By DAVID GREEN
Morenci city council will soon be searching for a new city treasurer due to the resignation of Stephanie Mossing.
Mossing submitted a letter of resignation at the Oct. 25 council meeting, announcing that she would leave the position at the end of the year. This would allow time to train a new employee before she begins working as finance director for the Village of Delta, Ohio.
Acceptance of her resignation was tabled until council could discuss the details of her departure. That discussion occurred at a special meeting Oct. 26 night and Mossing was given two options to consider: Stay with her Morenci job and work five hours hours overtime each week to potentially add $6,466 to her existing annual wage of $34,486; or leave the job and reimburse the city $12,842 for tuition the city paid while she earned a bachelor’s degree.

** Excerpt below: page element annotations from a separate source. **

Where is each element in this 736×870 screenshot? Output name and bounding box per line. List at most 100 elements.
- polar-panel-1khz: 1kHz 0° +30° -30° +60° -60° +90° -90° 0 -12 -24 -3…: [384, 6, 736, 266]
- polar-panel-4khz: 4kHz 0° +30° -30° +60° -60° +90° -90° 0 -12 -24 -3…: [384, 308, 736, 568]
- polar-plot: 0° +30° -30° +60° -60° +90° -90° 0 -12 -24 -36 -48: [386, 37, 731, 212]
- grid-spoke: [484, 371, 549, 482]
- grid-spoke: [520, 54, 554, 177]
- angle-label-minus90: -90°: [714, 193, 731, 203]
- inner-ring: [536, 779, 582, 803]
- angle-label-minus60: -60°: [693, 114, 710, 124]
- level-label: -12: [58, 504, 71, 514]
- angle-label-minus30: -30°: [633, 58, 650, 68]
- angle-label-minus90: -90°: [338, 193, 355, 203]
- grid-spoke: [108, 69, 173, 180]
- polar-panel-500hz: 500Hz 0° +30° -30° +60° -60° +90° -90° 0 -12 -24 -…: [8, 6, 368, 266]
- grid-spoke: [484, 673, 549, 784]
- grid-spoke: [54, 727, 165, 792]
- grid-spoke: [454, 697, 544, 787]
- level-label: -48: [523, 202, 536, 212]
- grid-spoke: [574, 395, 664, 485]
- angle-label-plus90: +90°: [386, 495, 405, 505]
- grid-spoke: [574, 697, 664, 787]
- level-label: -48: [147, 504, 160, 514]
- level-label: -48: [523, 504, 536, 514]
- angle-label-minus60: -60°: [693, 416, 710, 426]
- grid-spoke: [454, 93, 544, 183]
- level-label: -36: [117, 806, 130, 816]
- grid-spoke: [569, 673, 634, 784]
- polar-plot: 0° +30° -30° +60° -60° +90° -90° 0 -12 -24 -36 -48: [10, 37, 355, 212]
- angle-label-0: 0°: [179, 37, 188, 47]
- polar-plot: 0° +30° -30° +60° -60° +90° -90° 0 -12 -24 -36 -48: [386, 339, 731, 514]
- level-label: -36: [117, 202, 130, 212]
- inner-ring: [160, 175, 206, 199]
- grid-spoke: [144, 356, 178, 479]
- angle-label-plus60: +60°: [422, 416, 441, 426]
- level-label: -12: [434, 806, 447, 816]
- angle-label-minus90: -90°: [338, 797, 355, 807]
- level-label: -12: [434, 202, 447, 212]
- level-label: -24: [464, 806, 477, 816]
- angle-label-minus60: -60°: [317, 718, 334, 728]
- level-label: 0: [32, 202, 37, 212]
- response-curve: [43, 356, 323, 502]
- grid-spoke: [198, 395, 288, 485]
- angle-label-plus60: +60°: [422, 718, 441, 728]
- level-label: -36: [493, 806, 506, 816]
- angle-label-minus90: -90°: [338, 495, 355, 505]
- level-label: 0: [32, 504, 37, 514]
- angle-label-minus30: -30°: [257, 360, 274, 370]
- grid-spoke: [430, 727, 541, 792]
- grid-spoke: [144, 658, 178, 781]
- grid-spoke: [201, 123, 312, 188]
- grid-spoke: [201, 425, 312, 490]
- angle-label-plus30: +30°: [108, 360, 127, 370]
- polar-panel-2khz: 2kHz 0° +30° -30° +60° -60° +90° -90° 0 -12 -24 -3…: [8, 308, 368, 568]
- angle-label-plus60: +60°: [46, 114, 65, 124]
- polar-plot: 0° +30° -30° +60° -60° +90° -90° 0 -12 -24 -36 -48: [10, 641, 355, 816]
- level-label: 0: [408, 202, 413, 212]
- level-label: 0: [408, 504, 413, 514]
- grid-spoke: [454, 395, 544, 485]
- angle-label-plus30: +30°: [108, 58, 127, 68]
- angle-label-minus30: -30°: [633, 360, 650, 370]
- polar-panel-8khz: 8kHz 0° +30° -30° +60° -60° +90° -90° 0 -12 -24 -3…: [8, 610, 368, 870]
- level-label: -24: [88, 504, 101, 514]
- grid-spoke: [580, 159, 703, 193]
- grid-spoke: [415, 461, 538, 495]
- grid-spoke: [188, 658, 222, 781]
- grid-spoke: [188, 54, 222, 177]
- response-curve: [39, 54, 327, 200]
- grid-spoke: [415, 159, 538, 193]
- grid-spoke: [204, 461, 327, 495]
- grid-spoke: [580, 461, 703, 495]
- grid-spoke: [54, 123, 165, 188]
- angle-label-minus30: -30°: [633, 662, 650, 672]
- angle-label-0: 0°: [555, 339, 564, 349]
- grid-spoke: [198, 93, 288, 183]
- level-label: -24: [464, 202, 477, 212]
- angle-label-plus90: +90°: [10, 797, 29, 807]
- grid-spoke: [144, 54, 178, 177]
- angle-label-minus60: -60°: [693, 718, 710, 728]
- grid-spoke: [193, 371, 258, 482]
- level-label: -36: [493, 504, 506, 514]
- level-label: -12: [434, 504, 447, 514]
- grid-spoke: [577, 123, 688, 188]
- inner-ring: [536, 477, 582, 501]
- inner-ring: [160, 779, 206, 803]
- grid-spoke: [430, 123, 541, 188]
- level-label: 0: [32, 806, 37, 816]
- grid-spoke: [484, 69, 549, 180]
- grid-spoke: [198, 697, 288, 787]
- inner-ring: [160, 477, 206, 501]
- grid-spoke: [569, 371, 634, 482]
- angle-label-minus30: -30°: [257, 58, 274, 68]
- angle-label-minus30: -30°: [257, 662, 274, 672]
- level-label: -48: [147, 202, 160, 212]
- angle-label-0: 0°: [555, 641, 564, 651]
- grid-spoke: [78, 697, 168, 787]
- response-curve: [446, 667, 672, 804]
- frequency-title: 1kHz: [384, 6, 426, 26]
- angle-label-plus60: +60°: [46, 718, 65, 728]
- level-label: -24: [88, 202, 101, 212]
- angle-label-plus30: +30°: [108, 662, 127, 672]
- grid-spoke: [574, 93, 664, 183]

Mossing announced Friday she would take the second option and pay the city $100 a month over the next 10 years.
At the Oct. 25 meeting, Morenci mayor Keith Pennington thanked Mossing for her years of service with the city and expressed his appreciation for the early notice of departure.
However, he said, there is the issue of repayment of college tuition that council isn’t clear about. The city paid more than $26,000 for continuing education following an agreement made by city council in 2005: If Mossing didn’t remain with the city at least five years after the final class was completed, she would repay tuition costs in full.
“I knew I would have to repay some of the schooling,” Mossing said, “but I thought it was a pro-ration over the five years. Financially, I can’t come up with a lump sum like that, whether it’s pro-rated or not.”
Pennington said he was hesitant to accept the resignation without knowing details of the repayment.
Council met in a special session the following night for two and a half hours and eventually approved the two options. The option involving overtime was accepted unanimously after city administrator Renée Schroeder spoke about the challenge city hall staff faces in efficiently handling its workload. Budget cuts in May 2007 reduced the staff from four full-time employees to three.
Mossing presented a plan for repayment that she considered affordable, which led to the second motion, offered by Joe Varga—reducing the $26,000 debt to $12,842 and repaying the city, without interest, at $100 a month. This passed by a 4-3 vote, with Mayor Pennington and councilors Jason Cook and Tracy Schell opposing the offer. Varga was joined by Greg Braun, Art Erbskorn and Leasa Slocum to pass the motion.
The city’s employee handbook includes a provision stating that “employees shall be reimbursed 100 percent of their cost in attending study courses or training sessions designed to assist the employee in developing skills required in the pursuit of their employment with the City of Morenci. Said courses or training sessions must first be approved by City Council.”
When council approved Mossing’s course of study, the five-year stipulation was added to the motion.
Mossing was hired by the city in June 2002 and assumed the role as city treasurer in 2007.
Council is expected to formally accept the resignation at the Nov. 8 meeting.
HENKEL—Pennington said the city was notified by the Henkel company that it would like to sell the remaining property it owns in the city, on the former site of the Parker Rust Proof Company.
Henkel gave its property east of Mill Street to the city in 2004. Now it’s ready to part with the 3.5 acres on the west side of Mill Street that border Bean Creek. The company is asking $2,500 for the land.
Council voted to send the proposal to the city attorney for review.
When council members decide whether or not to accept the offer, Pennington said, they will have to weigh the loss of tax revenue vs. the availability of the property for development. With Henkel based in Germany, he expects that purchasing the property in the future could face a delay that could hinder quick action, if needed.
Environmental clean-up of the property was completed by Henkel, but development is limited to commercial and industrial uses.
BID—Council voted unanimously to accept the only bid received for an environmental assessment of the two properties on Orchard Street that will be demolished for the parking lot project.
Fibertec of Holt, Mich., will complete the assessment for $1,630.
LIABILITY—Liability insurance will again be purchased from the BHS agency at a cost of $32,231 for each year of a two-year renewal.